Close to 47,000 junior doctors went on a 96-hour strikes last weekend, calling for their wages to rise to £19 an hour to keep up with current inflation rates.
Meanwhile the Royal College of Nursing recently rejected the 5% pay rise for staff in England, explaining that it was “simply not enough” – they’ll be taking part in a 48-hour strike at the end of April.
On BBC Question Time, an audience member noted how doctors have faced a real-term pay cut in recent years.
She asked MPs: “May I just ask you, in numbers not percent, how much have you seen your pay rise in the same amount of time?”
The audience broke out into applause at her question.
Jeremy Quin, a Conservative MP, just pushed the query over to his Labour colleague, by saying: “It would be the same as Wes’s, I don’t know what the answer is.”
Host Fiona Bruce asked: “You don’t know how big your pay rise is?”
Wes Streeting, Labour’s shadow health secretary, responded: “Well, the honest answer is – and it’s an uncomfortable answer, given the way you’ve couched it – when I was elected in 2018, coming up to eight years ago, I think the pay was something just above £65,000 a year.
“Now our pay is over £82,000 a year.
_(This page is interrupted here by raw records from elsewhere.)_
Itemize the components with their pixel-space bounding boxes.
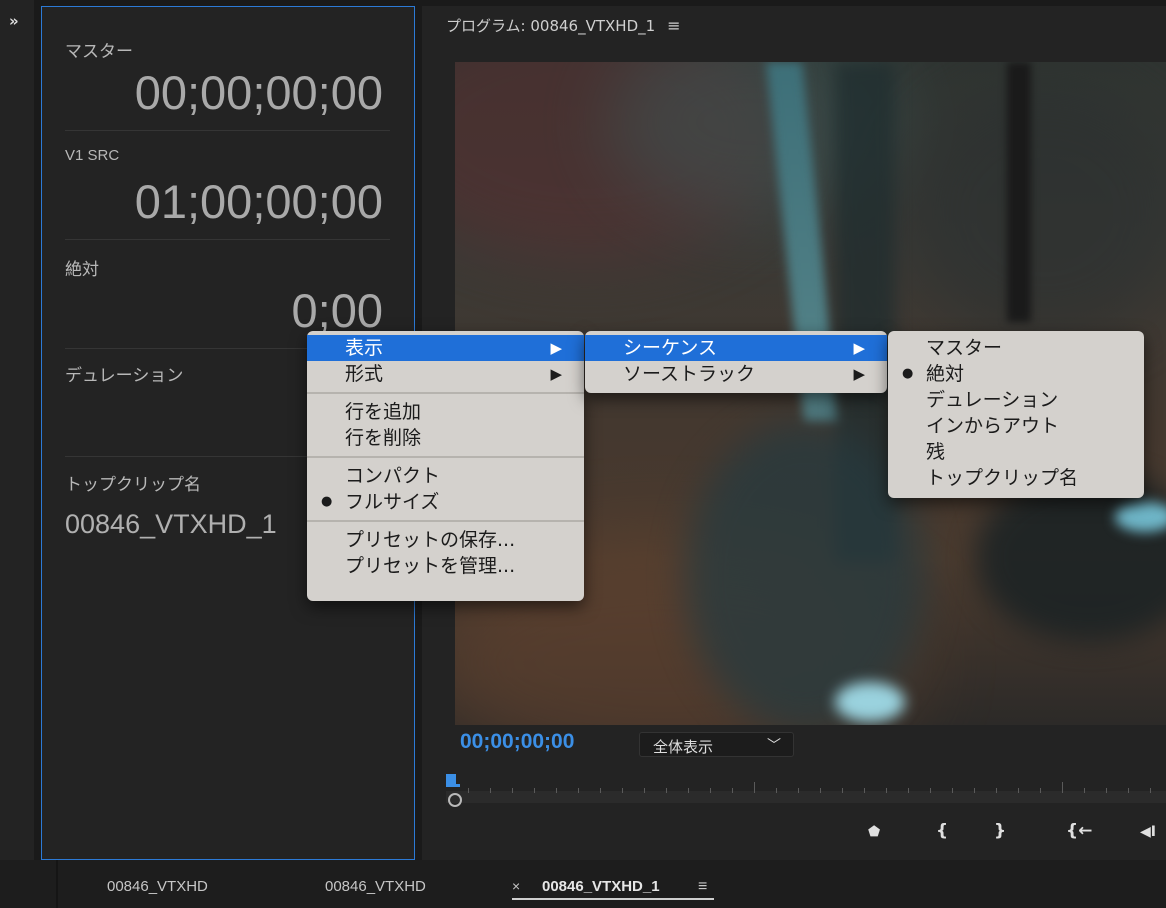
- ruler-track[interactable]: [446, 791, 1166, 803]
- zoom-level-select[interactable]: 全体表示 ﹀: [639, 732, 794, 757]
- playhead-line: [446, 784, 460, 787]
- chevron-down-icon: ﹀: [767, 738, 781, 754]
- menu-item-label: デュレーション: [926, 389, 1059, 411]
- menu-item-save-preset[interactable]: プリセットの保存...: [307, 527, 584, 553]
- menu-item-label: 行を追加: [345, 401, 422, 423]
- tc-divider: [65, 130, 390, 131]
- menu-item-label: インからアウト: [926, 415, 1060, 437]
- menu-item-absolute[interactable]: ● 絶対: [888, 361, 1144, 387]
- left-panel-strip: »: [0, 0, 34, 860]
- menu-item-label: マスター: [926, 337, 1003, 359]
- menu-item-manage-presets[interactable]: プリセットを管理...: [307, 553, 584, 579]
- program-monitor-title[interactable]: プログラム: 00846_VTXHD_1 ≡: [446, 15, 681, 36]
- step-back-icon[interactable]: ◀I: [1140, 824, 1156, 840]
- submenu-arrow-icon: ▶: [550, 365, 562, 383]
- menu-item-delete-row[interactable]: 行を削除: [307, 425, 584, 451]
- display-submenu: シーケンス ▶ ソーストラック ▶: [585, 331, 887, 393]
- submenu-arrow-icon: ▶: [853, 339, 865, 357]
- tc-label-duration: デュレーション: [65, 366, 184, 386]
- menu-item-label: 絶対: [926, 363, 965, 385]
- menu-item-label: 表示: [345, 337, 384, 359]
- tab-sequence-2[interactable]: 00846_VTXHD: [325, 878, 426, 895]
- menu-item-sequence[interactable]: シーケンス ▶: [585, 335, 887, 361]
- menu-item-label: 形式: [345, 363, 384, 385]
- mark-in-icon[interactable]: {: [936, 821, 948, 841]
- tc-value-master: 00;00;00;00: [134, 66, 383, 119]
- menu-item-label: フルサイズ: [345, 491, 440, 513]
- zoom-scroll-knob[interactable]: [448, 793, 462, 807]
- menu-item-label: プリセットの保存...: [345, 529, 516, 551]
- program-title-text: プログラム: 00846_VTXHD_1: [446, 17, 656, 35]
- tc-label-absolute: 絶対: [65, 260, 99, 280]
- menu-item-label: 残: [926, 441, 946, 463]
- expand-panels-icon[interactable]: »: [9, 12, 19, 30]
- menu-item-remaining[interactable]: 残: [888, 439, 1144, 465]
- checked-bullet-icon: ●: [902, 366, 914, 381]
- bottom-tab-bar: 00846_VTXHD 00846_VTXHD × 00846_VTXHD_1 …: [0, 860, 1166, 908]
- panel-menu-icon[interactable]: ≡: [667, 16, 680, 35]
- tc-value-top-clip: 00846_VTXHD_1: [65, 509, 277, 539]
- tc-label-v1-src: V1 SRC: [65, 147, 120, 164]
- tc-divider: [65, 239, 390, 240]
- submenu-arrow-icon: ▶: [550, 339, 562, 357]
- menu-item-master[interactable]: マスター: [888, 335, 1144, 361]
- mark-out-icon[interactable]: }: [994, 821, 1006, 841]
- menu-item-label: トップクリップ名: [926, 467, 1079, 489]
- context-menu: 表示 ▶ 形式 ▶ 行を追加 行を削除 コンパクト ● フルサイズ プリセットの…: [307, 331, 584, 601]
- zoom-level-value: 全体表示: [653, 738, 714, 756]
- program-current-timecode[interactable]: 00;00;00;00: [460, 730, 574, 754]
- menu-item-format[interactable]: 形式 ▶: [307, 361, 584, 387]
- tab-sequence-active[interactable]: 00846_VTXHD_1: [542, 878, 660, 895]
- tc-value-absolute: 0;00: [291, 284, 383, 337]
- tab-sequence-1[interactable]: 00846_VTXHD: [107, 878, 208, 895]
- menu-item-label: コンパクト: [345, 465, 441, 487]
- menu-item-add-row[interactable]: 行を追加: [307, 399, 584, 425]
- tab-divider: [56, 860, 58, 908]
- menu-separator: [307, 392, 584, 394]
- menu-item-duration[interactable]: デュレーション: [888, 387, 1144, 413]
- menu-item-source-track[interactable]: ソーストラック ▶: [585, 361, 887, 387]
- menu-item-label: 行を削除: [345, 427, 422, 449]
- menu-item-full-size[interactable]: ● フルサイズ: [307, 489, 584, 515]
- time-ruler[interactable]: [446, 774, 1166, 807]
- checked-bullet-icon: ●: [321, 494, 333, 509]
- menu-separator: [307, 456, 584, 458]
- tc-label-master: マスター: [65, 42, 133, 62]
- menu-item-label: シーケンス: [623, 337, 718, 359]
- tab-menu-icon[interactable]: ≡: [698, 878, 707, 896]
- menu-item-compact[interactable]: コンパクト: [307, 463, 584, 489]
- tc-label-top-clip: トップクリップ名: [65, 475, 201, 495]
- menu-item-display[interactable]: 表示 ▶: [307, 335, 584, 361]
- menu-item-label: ソーストラック: [623, 363, 756, 385]
- active-tab-underline: [512, 898, 714, 900]
- menu-item-label: プリセットを管理...: [345, 555, 516, 577]
- submenu-arrow-icon: ▶: [853, 365, 865, 383]
- close-icon[interactable]: ×: [512, 878, 520, 894]
- menu-item-top-clip-name[interactable]: トップクリップ名: [888, 465, 1144, 491]
- go-to-in-icon[interactable]: {←: [1066, 821, 1092, 841]
- add-marker-icon[interactable]: ⬟: [868, 824, 880, 840]
- sequence-submenu: マスター ● 絶対 デュレーション インからアウト 残 トップクリップ名: [888, 331, 1144, 498]
- menu-item-in-to-out[interactable]: インからアウト: [888, 413, 1144, 439]
- menu-separator: [307, 520, 584, 522]
- tc-value-v1-src: 01;00;00;00: [134, 175, 383, 228]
And so, MPs have had pay go up and the argument was – and it’s not set by us by the way, we wouldn’t be daft enough to vote through that sort of pay rise, it’s done independently – the argument was, that MPs’ pay hadn’t kept up with inflation.”
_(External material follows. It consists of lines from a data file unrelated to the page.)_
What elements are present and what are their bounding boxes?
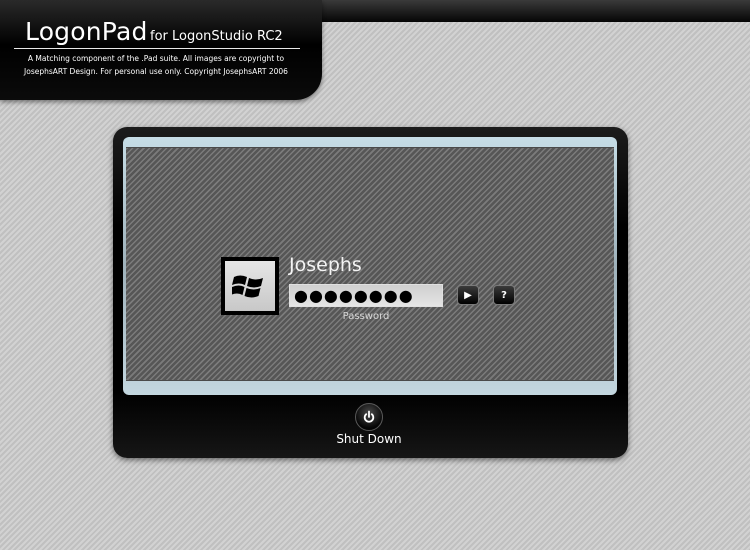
password-hint-button[interactable]: ?	[493, 285, 515, 305]
logon-window: Josephs ▶ ? Password Shut Down	[113, 127, 628, 458]
windows-flag-icon	[232, 275, 263, 298]
logon-area: Josephs ▶ ? Password	[126, 147, 614, 381]
app-title: LogonPad	[25, 17, 148, 46]
logon-pane: Josephs ▶ ? Password	[123, 137, 617, 395]
app-subtitle: for LogonStudio RC2	[150, 29, 283, 44]
user-picture	[225, 261, 275, 311]
user-name: Josephs	[289, 254, 362, 276]
shutdown-button[interactable]	[355, 403, 383, 431]
title-divider	[14, 48, 300, 49]
title-panel: LogonPad for LogonStudio RC2 A Matching …	[0, 0, 322, 100]
user-tile[interactable]	[221, 257, 279, 315]
password-field[interactable]	[289, 284, 443, 307]
password-label: Password	[342, 311, 390, 322]
shutdown-label[interactable]: Shut Down	[308, 432, 430, 446]
logon-go-button[interactable]: ▶	[457, 285, 479, 305]
power-icon	[363, 410, 375, 423]
copyright-text: A Matching component of the .Pad suite. …	[24, 54, 288, 76]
The Tory government has regularly refused to engage with public sector pay talks by claiming that any hikes would contribute to inflation.
The basic pay of an MP is currently £86,584, a rate which is set by the Independent Parliamentary Standards Authority – back in April 2010, it was £65,738.
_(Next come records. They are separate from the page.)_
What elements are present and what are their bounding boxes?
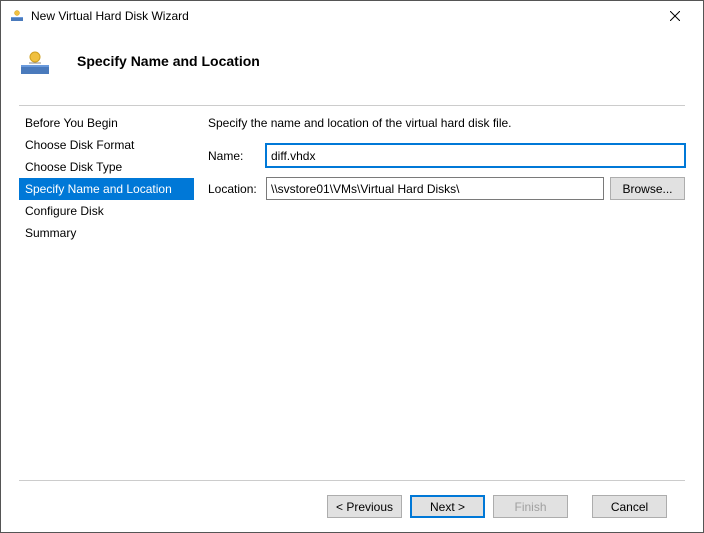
previous-button[interactable]: < Previous	[327, 495, 402, 518]
finish-button: Finish	[493, 495, 568, 518]
cancel-button[interactable]: Cancel	[592, 495, 667, 518]
sidebar-item-choose-disk-type[interactable]: Choose Disk Type	[19, 156, 194, 178]
location-label: Location:	[208, 182, 266, 196]
titlebar: New Virtual Hard Disk Wizard	[1, 1, 703, 31]
wizard-header: Specify Name and Location	[1, 31, 703, 105]
app-icon	[9, 8, 25, 24]
wizard-footer: < Previous Next > Finish Cancel	[19, 480, 685, 532]
next-button[interactable]: Next >	[410, 495, 485, 518]
name-row: Name:	[208, 144, 685, 167]
main-panel: Specify the name and location of the vir…	[194, 105, 685, 480]
sidebar-item-before-you-begin[interactable]: Before You Begin	[19, 112, 194, 134]
location-input[interactable]	[266, 177, 604, 200]
sidebar-item-specify-name-location[interactable]: Specify Name and Location	[19, 178, 194, 200]
sidebar-item-summary[interactable]: Summary	[19, 222, 194, 244]
disk-icon	[19, 45, 51, 77]
wizard-steps: Before You Begin Choose Disk Format Choo…	[19, 105, 194, 480]
name-input[interactable]	[266, 144, 685, 167]
location-row: Location: Browse...	[208, 177, 685, 200]
sidebar-item-choose-disk-format[interactable]: Choose Disk Format	[19, 134, 194, 156]
wizard-content: Before You Begin Choose Disk Format Choo…	[1, 105, 703, 480]
name-label: Name:	[208, 149, 266, 163]
close-button[interactable]	[655, 1, 695, 31]
window-title: New Virtual Hard Disk Wizard	[31, 9, 655, 23]
sidebar-item-configure-disk[interactable]: Configure Disk	[19, 200, 194, 222]
description-text: Specify the name and location of the vir…	[208, 116, 685, 130]
browse-button[interactable]: Browse...	[610, 177, 685, 200]
page-title: Specify Name and Location	[77, 53, 260, 69]
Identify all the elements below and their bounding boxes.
The basic pay is also increased according to any additional ministerial roles an MP takes on.
Streeting then said he wished the ongoing debate about nurses and doctors’ pay would realise that this was not just about covering the soaring cost of living, but about retaining the workers we have.
“Nurses are leaving the NHS, junior doctors are looking to go overseas – Australia and countries like that – they’re pulling them in,” the MP said.
“So there’s national self-interest here, as well as doing the right thing by a bunch of people who have always done the right thing by us.”